Connecting Two Microphones to a Smartphone

  • The AI-Micro is a 2-channel audio interface purpose-built for smartphones

The simple notion of recording with more than one microphone to a smartphone has been historically fraught with complex connectivity issues and the need for multiple adaptors, cables and splitters to even get started. The AI-Micro makes this incredibly simple.

With its dual microphone inputs, universal USB output for connecting to smartphones with either USB-C or Lightning ports, and a headphone output for audio monitoring, it's the easiest way to record great-sounding two-person podcasts, interviews and video calls anywhere you like.

Couple doing video call on MacBook using AI-Micro and Lavalier II

Recording a two-person interview, podcast or video call is a breeze with the AI-Micro  

TRS vs TRRS: What is the Difference?

  • Smartphones typically need a TRRS cable (with three rings around the plug)

Before we move ahead, it's important to understand what TRS and TRRS mean in relation to 3.5mm connectors and how they are different.

The terms TRS and TRRS refer to the type of connector a microphone or audio cable has. TRS stands for Tip-Ring-Sleeve and TRRS stands for Tip-Ring-Ring-Sleeve, referring to the segments of the cable plug. They are easy to differentiate by the black bands on the plug: two bands = TRS, three bands = TRRS. For even faster identification, RØDE TRS connectors will have a black end while TRRS connectors will have a grey end.

SC7 cable on white background

The RØDE SC7 TRS to TRRS cable – the black end of the cable is a TRS connection (two bands) and the grey end is a TRRS connection (three bands)  

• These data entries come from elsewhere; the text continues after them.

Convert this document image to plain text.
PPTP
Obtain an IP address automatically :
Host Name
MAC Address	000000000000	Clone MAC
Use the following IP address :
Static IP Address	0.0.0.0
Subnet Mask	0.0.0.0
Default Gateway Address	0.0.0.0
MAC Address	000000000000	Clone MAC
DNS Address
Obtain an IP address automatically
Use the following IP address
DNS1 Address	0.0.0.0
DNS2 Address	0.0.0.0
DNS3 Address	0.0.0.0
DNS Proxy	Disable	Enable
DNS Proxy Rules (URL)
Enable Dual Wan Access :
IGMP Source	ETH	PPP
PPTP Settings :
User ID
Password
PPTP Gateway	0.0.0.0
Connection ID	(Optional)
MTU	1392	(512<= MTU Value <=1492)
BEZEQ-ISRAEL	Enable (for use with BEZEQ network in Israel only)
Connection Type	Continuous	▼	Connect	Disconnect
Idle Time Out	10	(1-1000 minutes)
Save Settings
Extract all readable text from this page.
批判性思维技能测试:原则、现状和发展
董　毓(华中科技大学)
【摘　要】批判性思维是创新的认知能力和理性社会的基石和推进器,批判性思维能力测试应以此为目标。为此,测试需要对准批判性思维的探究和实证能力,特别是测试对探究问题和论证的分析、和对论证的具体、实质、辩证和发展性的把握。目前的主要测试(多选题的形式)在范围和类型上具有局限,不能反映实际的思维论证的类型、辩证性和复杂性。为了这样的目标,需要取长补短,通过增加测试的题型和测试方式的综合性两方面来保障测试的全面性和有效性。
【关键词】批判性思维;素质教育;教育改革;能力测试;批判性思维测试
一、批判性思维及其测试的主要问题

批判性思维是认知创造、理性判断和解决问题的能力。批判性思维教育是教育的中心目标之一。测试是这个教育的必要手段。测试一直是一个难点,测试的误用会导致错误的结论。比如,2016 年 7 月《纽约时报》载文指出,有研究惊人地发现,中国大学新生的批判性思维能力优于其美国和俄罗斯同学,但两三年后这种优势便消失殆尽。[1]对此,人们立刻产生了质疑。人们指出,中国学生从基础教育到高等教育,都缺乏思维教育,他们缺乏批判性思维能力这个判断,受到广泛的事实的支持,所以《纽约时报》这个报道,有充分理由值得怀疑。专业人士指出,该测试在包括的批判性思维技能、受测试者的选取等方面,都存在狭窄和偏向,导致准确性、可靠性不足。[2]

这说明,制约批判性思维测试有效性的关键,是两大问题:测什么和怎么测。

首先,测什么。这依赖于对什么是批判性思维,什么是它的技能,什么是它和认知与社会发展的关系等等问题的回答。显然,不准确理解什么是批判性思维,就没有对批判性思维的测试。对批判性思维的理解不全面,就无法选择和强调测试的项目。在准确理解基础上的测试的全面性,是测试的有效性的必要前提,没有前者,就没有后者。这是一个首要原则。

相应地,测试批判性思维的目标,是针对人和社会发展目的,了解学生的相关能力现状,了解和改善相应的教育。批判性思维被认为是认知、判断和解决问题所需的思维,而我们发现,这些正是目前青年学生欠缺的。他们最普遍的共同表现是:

Most microphones with a 3.5mm output have a TRS connector. These will not work properly when plugged directly into a smartphone, which usually have a TRRS input. You will need a TRS to TRRS cable such as the SC7 or an adaptor like the SC4 to get your mic to work.

There are also some microphones with a TRRS output that are designed to plug directly into a smartphone, such as the smartLav+ or VideoMic NTG.

If Your Smartphone has a 3.5mm Jack

  • Any microphone with a 3.5mm output and a TRRS cable will work

If you have a smartphone with a 3.5mm headphone jack (and no USB-C or Lightning port), you can use any microphone with a 3.5mm output. As most smartphones have a TRRS jack, you will need to make sure your microphone either has a TRRS connector or you are using a TRS to TRRS cable or adaptor as mentioned above.

To get a better understanding of what cables and adaptors are suitable for your needs, check out our ultimate cable and adaptor guide.

The RØDE VideoMic Me is a great microphone for smartphones with a 3.5mm jack. In addition to capturing high-quality audio, it also features a headphone output so you can monitor your recording.

Connecting an external microphone to a smartphone can be somewhat complicated, but with the right equipment and understanding of what's required to get up and running, it's actually very simple.